De que se queixam os holandeses?
A divisão entre nacionalistas e cosmopolitas tornou-se determinante para os tempos que correm. Os reacionários ganham com valores nacionalistas quando os progressistas se esquecem dos seus valores cosmopolitas.
Para os eurofóbicos em geral, a Holanda (ou, para ser rigoroso, o reino dos Países Baixos) tornou-se recentemente um país de referência. A direita eurofóbica espera de respiração contida por uma vitória do islamofóbico Geert Wilders nas eleições que terão lugar hoje. Na esquerda eurofóbica, há quem veja nestas eleições mais um sinal do desmantelar da União Europeia, caso Wilders ganhe e venha a cumprir com a sua promessa de referendar a permanência dos Países Baixos na União Europeia(UE). Em revistas e jornais de todo o mundo houve primeiras páginas encimadas por fotografias de Wilders e da sua cabeleira loura. É bem possível que, chegados ao fim desta jornada, o leitor já o tenha visto umas dezenas ou centenas de vezes.

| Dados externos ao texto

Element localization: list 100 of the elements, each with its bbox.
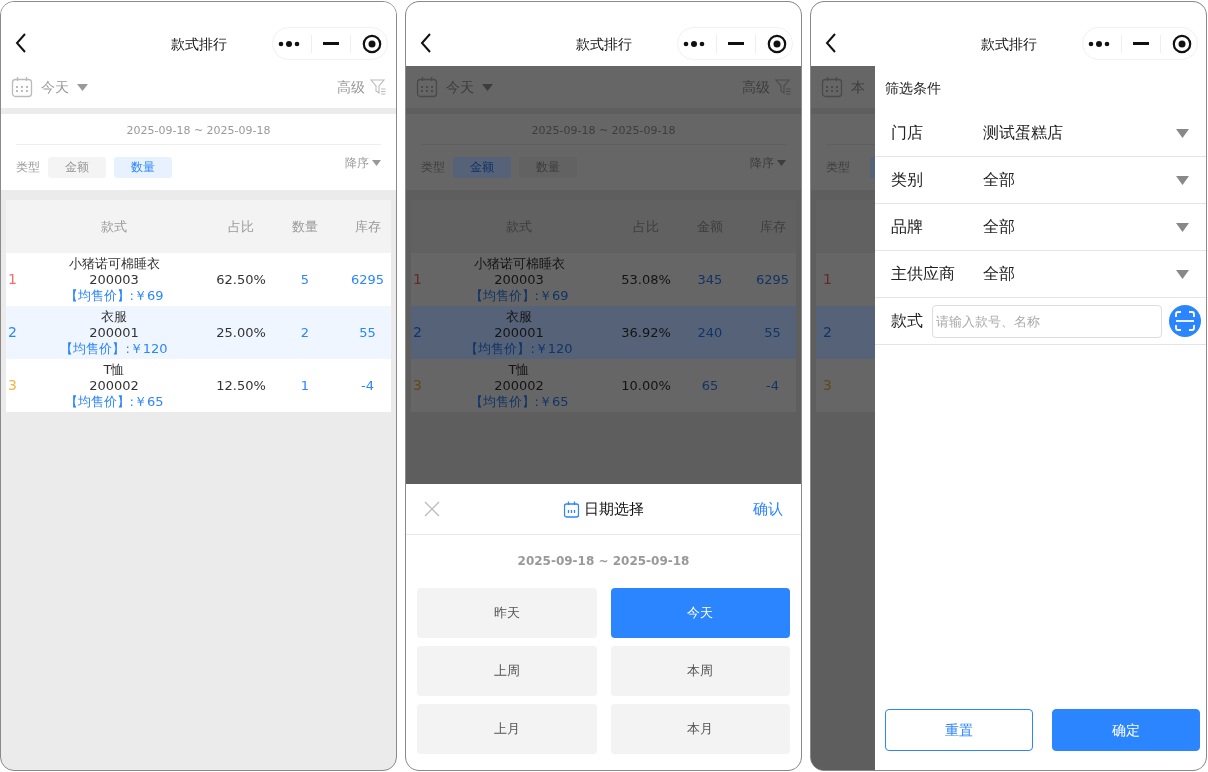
more-icon[interactable]: [683, 39, 706, 48]
share-cell-text: 62.50%: [215, 270, 267, 289]
value-cell-text: 345: [696, 270, 724, 289]
product-name: 衣服: [101, 308, 127, 325]
sort-label[interactable]: 降序: [345, 154, 369, 172]
product-name: 小猪诺可棉睡衣: [68, 255, 160, 272]
select-value[interactable]: 测试蛋糕店: [983, 121, 1063, 145]
value-cell-text: 1: [299, 376, 311, 395]
product-code: 200002: [494, 377, 544, 394]
date-option-button[interactable]: 上周: [417, 646, 597, 696]
input-field[interactable]: 请输入款号、名称: [932, 304, 1162, 338]
close-app-icon[interactable]: [361, 33, 382, 54]
rank-number: 2: [412, 323, 423, 342]
field-label: 主供应商: [891, 263, 956, 285]
value-cell-text: 5: [299, 270, 311, 289]
table-row[interactable]: 1 小猪诺可棉睡衣 200003 【均售价】:￥69 62.50% 5 6295: [6, 253, 391, 306]
product-code: 200001: [89, 324, 139, 341]
more-icon[interactable]: [1088, 39, 1111, 48]
product-name: 小猪诺可棉睡衣: [473, 255, 565, 272]
rank-number: 1: [412, 270, 423, 289]
rank-number: 3: [7, 376, 18, 395]
drawer-title: 筛选条件: [884, 79, 942, 98]
select-value[interactable]: 全部: [983, 262, 1015, 286]
page-title: 款式排行: [980, 35, 1037, 54]
table-row[interactable]: 2 衣服 200001 【均售价】:￥120 25.00% 2 55: [6, 306, 391, 359]
calendar-icon: [416, 76, 438, 98]
confirm-button[interactable]: 确认: [753, 497, 783, 521]
close-app-icon[interactable]: [1171, 33, 1192, 54]
share-cell-text: 25.00%: [215, 323, 267, 342]
sheet-title: 日期选择: [584, 498, 644, 520]
caret-icon: [372, 160, 381, 166]
share-cell-text: 12.50%: [215, 376, 267, 395]
field-label: 品牌: [891, 216, 924, 238]
share-cell-text: 10.00%: [620, 376, 672, 395]
product-code: 200003: [494, 271, 544, 288]
table-row[interactable]: 3 T恤 200002 【均售价】:￥65 10.00% 65 -4: [411, 359, 796, 412]
caret-icon: [482, 84, 493, 91]
value-cell-text: 2: [299, 323, 311, 342]
stock-cell-text: 6295: [754, 270, 791, 289]
share-cell-text: 36.92%: [620, 323, 672, 342]
minimize-icon[interactable]: [1133, 41, 1149, 46]
product-code: 200002: [89, 377, 139, 394]
average-price: 【均售价】:￥69: [64, 287, 164, 304]
date-option-button[interactable]: 上月: [417, 704, 597, 754]
caret-icon: [777, 160, 786, 166]
confirm-button[interactable]: 确定: [1052, 709, 1200, 751]
table-row[interactable]: 2 衣服 200001 【均售价】:￥120 36.92% 240 55: [411, 306, 796, 359]
product-code: 200003: [89, 271, 139, 288]
close-app-icon[interactable]: [766, 33, 787, 54]
caret-icon: [1176, 223, 1189, 232]
rank-number: 1: [7, 270, 18, 289]
date-option-button[interactable]: 本月: [610, 704, 790, 754]
reset-button[interactable]: 重置: [885, 709, 1033, 751]
rank-number: 3: [412, 376, 423, 395]
more-icon[interactable]: [278, 39, 301, 48]
date-range-text: 2025-09-18 ~ 2025-09-18: [16, 114, 381, 145]
page-title: 款式排行: [170, 35, 227, 54]
scan-button[interactable]: [1169, 305, 1201, 337]
rank-number: 2: [823, 323, 832, 342]
rank-number: 2: [7, 323, 18, 342]
back-icon[interactable]: [420, 33, 432, 53]
type-chip[interactable]: 数量: [114, 156, 172, 178]
product-name: T恤: [508, 361, 530, 378]
calendar-icon: [11, 76, 33, 98]
minimize-icon[interactable]: [728, 41, 744, 46]
minimize-icon[interactable]: [323, 41, 339, 46]
calendar-icon: [563, 500, 579, 518]
back-icon[interactable]: [825, 33, 837, 53]
column-header: 占比: [227, 217, 255, 236]
table-row[interactable]: 3 T恤 200002 【均售价】:￥65 12.50% 1 -4: [6, 359, 391, 412]
product-code: 200001: [494, 324, 544, 341]
field-label: 款式: [891, 310, 924, 332]
share-cell-text: 53.08%: [620, 270, 672, 289]
average-price: 【均售价】:￥69: [469, 287, 569, 304]
select-value[interactable]: 全部: [983, 168, 1015, 192]
calendar-icon: [821, 76, 843, 98]
product-name: T恤: [103, 361, 125, 378]
column-header: 库存: [353, 217, 382, 236]
product-name: 衣服: [506, 308, 532, 325]
date-option-button[interactable]: 昨天: [417, 588, 597, 638]
selected-range-text: 2025-09-18 ~ 2025-09-18: [516, 553, 691, 570]
date-option-button[interactable]: 本周: [610, 646, 790, 696]
date-range-label[interactable]: 今天: [41, 76, 69, 98]
type-chip[interactable]: 金额: [48, 156, 106, 178]
stock-cell-text: -4: [765, 376, 780, 395]
average-price: 【均售价】:￥120: [465, 340, 573, 357]
date-option-button[interactable]: 今天: [610, 588, 790, 638]
stock-cell-text: 55: [763, 323, 782, 342]
field-label: 门店: [891, 122, 924, 144]
table-row[interactable]: 1 小猪诺可棉睡衣 200003 【均售价】:￥69 53.08% 345 6295: [411, 253, 796, 306]
back-icon[interactable]: [15, 33, 27, 53]
select-value[interactable]: 全部: [983, 215, 1015, 239]
type-label: 类型: [16, 159, 40, 176]
average-price: 【均售价】:￥65: [64, 393, 164, 410]
rank-number: 1: [823, 270, 832, 289]
stock-cell-text: 6295: [349, 270, 386, 289]
column-header: 款式: [100, 217, 128, 236]
advanced-filter-link[interactable]: 高级: [337, 76, 365, 98]
stock-cell-text: 55: [358, 323, 377, 342]
type-chip[interactable]: 金额: [453, 156, 511, 178]
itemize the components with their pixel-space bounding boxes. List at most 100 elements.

Pois bem, aqui vai uma pergunta: quantas vezes viu a fotografia de Jesse Klaver? Sabe de quem se trata? É possível que o vá ler agora pela primeira vez: Jesse Klaver é o líder do partido que mais cresce nos Países Baixos. Esse partido chama-se Esquerda Verde e segundo as sondagens poderá multiplicar os seus votos por cinco. Pode até ficar próximo, ou mesmo à frente, de Wilders. Ora, Jesse Klaver não é islamofóbico nem anti-imigrante. O seu pai é de origem marroquina e a sua mãe holandesa e indonésia. No fim de contas, poderá vir a acontecer nos Países Baixos o mesmo que sucedeu na Áustria: a imprensa de todo o mundo só falou do candidato da extrema-direita anti-refugiados que acabou derrotado nas eleições, e esqueceu-se do ecologista filho de refugiados que se tornou Presidente da Áustria. Quer queiramos ou não, a divisão entre nacionalistas e cosmopolitas tornou-se determinante para os tempos que correm. Como os casos austríaco e holandês comprovam, quem defende genuinamente valores cosmopolitas, incluindo o reforço democrático da UE, vê o seu eleitorado crescer mais do que os nacional-populistas.
As hipóteses do eco-cosmopolita Jesse Klaver se tornar primeiro-ministro holandês são reduzidas. Mas as do nacional-populista Wilders são ainda mais reduzidas. Porque, na verdade, estamos a falar de um sistema político muito fragmentado, em que qualquer destes partidos poderá ter entre dez e 15%. Sim, o falatório todo sobre Geert Wilders nestas eleições diz respeito a um partido que tem 15%, praticamente nenhuma hipótese de eleger o primeiro-ministro e menos ainda de tirar os Países Baixos da UE.
E, no entanto, teria havido boas razões para analisar o que se passa naquele país e, nomeadamente, para nos perguntarmos porque têm nele os populistas uma força considerável desde há tanto tempo.
E a pergunta a fazer é: de que se queixam os holandeses? É que, por muito que nos esforcemos, os holandeses (para ser rigoroso deveria ser "os neerlandeses", mas passemos adiante) têm muito pouco a ver com o retrato de "perdedores da globalização" que alguns querem que seja o eleitor-tipo dos nacional-populistas. Trata-se, afinal, de um país pouco desigual, com pouquíssimo desemprego, políticas sociais fortes e extremamente à vontade com o comércio internacional. Há regiões onde se vota Wilders apesar de o desemprego estar abaixo dos 4% (e, já agora, de nessas regiões quase não haver imigrantes).
Efectivamente, os holandeses queixam-se de muito pouco, e com razão. Por isso a grandíssima maioria deles não vota em Wilders. No entanto, o caso holandês permite-nos ver como o combate contra o nacional-populismo é um combate por valores. E que os reacionários ganham com valores nacionalistas quando os progressistas se esquecem dos seus valores cosmopolitas.